Page 114
Story: Demon of the Dead
I’m dying, he thought, in some dim recess of his mind that was still capable of higher function. This is the end.
Then the pain crested to a higher peak, and he ceased to exist at all.
Some indeterminate amount of time later, awareness returned.
Fine, faint prickles of it. A sense of being. Ripples of pain and darts of cold. He shuddered, and could feel it, despite the seeming absence of limbs. He felt, yes, but didn’t feel like himself. He felt…
As if he floated. Buoyant in a sea of whispering silk.
He cracked his eyes open, which proved that, one, he did have eyes, and two, that he was surrounded by light. Not the piercing, too-bright glare of before, but a gentle, warm glow, silver-gray, the color of goose down.
He had a mouth, too, because he was able to say, “Where am I?”

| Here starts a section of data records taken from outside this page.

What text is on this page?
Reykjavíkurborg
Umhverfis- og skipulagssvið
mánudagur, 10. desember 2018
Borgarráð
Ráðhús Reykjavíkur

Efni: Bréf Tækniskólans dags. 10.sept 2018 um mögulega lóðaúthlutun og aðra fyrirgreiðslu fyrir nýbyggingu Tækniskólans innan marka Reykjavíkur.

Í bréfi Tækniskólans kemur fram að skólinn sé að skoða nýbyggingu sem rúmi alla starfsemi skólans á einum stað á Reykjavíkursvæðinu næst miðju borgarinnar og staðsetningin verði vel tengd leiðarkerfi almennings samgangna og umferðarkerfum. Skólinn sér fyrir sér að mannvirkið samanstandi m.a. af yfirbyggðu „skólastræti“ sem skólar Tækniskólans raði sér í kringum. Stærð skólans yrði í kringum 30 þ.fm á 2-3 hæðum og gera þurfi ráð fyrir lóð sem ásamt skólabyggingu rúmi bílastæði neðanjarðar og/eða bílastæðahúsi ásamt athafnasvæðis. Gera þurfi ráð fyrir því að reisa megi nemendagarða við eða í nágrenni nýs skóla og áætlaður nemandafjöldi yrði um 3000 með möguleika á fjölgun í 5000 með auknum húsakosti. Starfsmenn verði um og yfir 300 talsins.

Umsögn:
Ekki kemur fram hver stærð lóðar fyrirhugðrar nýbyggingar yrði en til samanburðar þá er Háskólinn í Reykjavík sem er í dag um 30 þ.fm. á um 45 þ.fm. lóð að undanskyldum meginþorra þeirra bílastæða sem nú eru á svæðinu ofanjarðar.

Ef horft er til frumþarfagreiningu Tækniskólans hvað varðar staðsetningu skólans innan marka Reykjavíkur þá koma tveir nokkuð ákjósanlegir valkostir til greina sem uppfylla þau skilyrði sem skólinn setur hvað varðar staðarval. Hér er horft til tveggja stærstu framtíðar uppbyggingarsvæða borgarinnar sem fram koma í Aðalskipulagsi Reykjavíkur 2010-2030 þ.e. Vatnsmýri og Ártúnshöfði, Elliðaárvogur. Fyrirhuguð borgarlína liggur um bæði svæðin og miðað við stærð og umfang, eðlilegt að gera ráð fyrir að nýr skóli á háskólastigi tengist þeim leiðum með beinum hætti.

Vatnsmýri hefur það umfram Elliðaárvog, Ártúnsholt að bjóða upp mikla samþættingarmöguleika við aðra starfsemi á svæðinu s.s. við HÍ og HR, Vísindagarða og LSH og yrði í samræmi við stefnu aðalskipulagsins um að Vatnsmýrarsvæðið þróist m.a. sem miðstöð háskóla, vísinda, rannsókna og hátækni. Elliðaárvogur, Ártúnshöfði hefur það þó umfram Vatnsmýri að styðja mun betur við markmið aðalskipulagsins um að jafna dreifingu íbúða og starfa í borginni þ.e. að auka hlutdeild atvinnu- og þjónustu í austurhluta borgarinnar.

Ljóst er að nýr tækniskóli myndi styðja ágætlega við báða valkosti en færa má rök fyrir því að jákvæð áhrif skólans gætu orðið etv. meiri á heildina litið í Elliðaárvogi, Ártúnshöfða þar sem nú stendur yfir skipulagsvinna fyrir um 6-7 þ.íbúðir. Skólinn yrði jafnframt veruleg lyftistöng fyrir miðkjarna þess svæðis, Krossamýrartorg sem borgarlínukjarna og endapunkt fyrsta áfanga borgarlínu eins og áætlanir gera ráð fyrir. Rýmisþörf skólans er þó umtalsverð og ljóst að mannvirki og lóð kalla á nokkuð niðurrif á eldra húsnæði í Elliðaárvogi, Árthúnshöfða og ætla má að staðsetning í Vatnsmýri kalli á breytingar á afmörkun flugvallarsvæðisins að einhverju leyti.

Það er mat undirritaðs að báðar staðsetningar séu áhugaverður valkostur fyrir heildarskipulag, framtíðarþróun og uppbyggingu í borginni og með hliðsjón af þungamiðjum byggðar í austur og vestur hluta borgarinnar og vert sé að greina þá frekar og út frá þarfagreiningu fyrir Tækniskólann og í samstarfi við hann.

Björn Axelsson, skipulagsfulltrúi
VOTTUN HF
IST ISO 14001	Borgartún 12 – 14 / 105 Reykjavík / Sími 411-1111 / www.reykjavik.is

He didn’t expect an answer, but a high, clear chiming filled his ears, soft and pleasant, like the garden bells in summer.
“Hello?”
The chimes came again, cascading musically. He turned – he could turn, and when he glanced down saw that he was whole, at least on this plane, and clothed in a robe of softest gray, his diamond winking around his neck – and surveyed the endless expanse of gray around him. There was no ground visible, though his bare feet were firmly planted. No sky above, no grass, or trees, or village.
He lifted his hands to his face and turned them, flexed them, examining their smooth, unblemished lines. No sword calluses or old scars. He reached up to his head, and ran his fingers through clean, silken hair. He felt…
He felt wonderful, actually. Pain-free and calm and strong. He took a deep, deep breath, what felt like the first he’d taken in ages, and it came to him, then, as the chimes rippled.
He was inside the magic. In the true, actual well of it. “Did I do it?” he asked. “Did I actually take hold of it all? Or am I truly dead this time?”
He turned in circles, though, and could find nothing of the plane of death.
Wait, though. Lucian had talked of multiple planes. Of the Between, and of Hel’s halls.
This certainly wasn’t a hall, nor was there a goddess to greet him.
The magic, then. The heart of it.
“Now what?”
In the distance, a light winked.
With nothing else to do, and no obvious idea how to get back into his body, Náli shrugged and walked toward it.
It was unnerving, stepping on thin air. He felt cool, smooth stone beneath his feet, not unlike the floors of his bedchamber, and so he looked ahead, rather than down, when the sight of so much nothing beneath his feet left his head spinning. On and on he walked, the distance immeasurable. It could have taken seconds or hours, could have been upside down, for all he knew. But finally, the winking light grew and took form as he neared it.
It was a flame. Fire burned in a wide, shallow stone bowl cut with black veins, perched atop a waist-high pedestal. The flame itself burned orange, but blue closer to the center, and at its very heart, the deepest purple unlike any fire Náli had ever seen.
Like the Selesee banners, he thought with a ripple of disquiet.
He walked slow circles around the pedestal, surprised to find that there was no fuel for the fire: no wick and no oil, no wood, no coals, no peat. Its source was invisible, though he felt the hard press of its heat against his face.
He walked another lap, glanced up–
And saw a man standing across from him.
Lucian, was his first thought. And then, no.
The hair was the same, at least. Long and white, it fell in silken sheets across broad, bare shoulders. Stripped to the waist, his torso was that of a warrior, padded with heavy, chiseled muscles, veins standing stark beneath skin smooth and white as marble. He wore loose, silken trousers that threatened to slide off pointed hipbones. His face was stark and sharply-angled, jaw like a blade, cheekbones like cut crystal. His eyes, tilted at the outer corners, were the most faded shade of blue, nearly colorless, fringed with white lashes.
A beautiful face. A cruel one. The arms of a swordsman.
Shock knocked the breath from Náli’s lungs, and when he inhaled next, he breathed, “Sel.”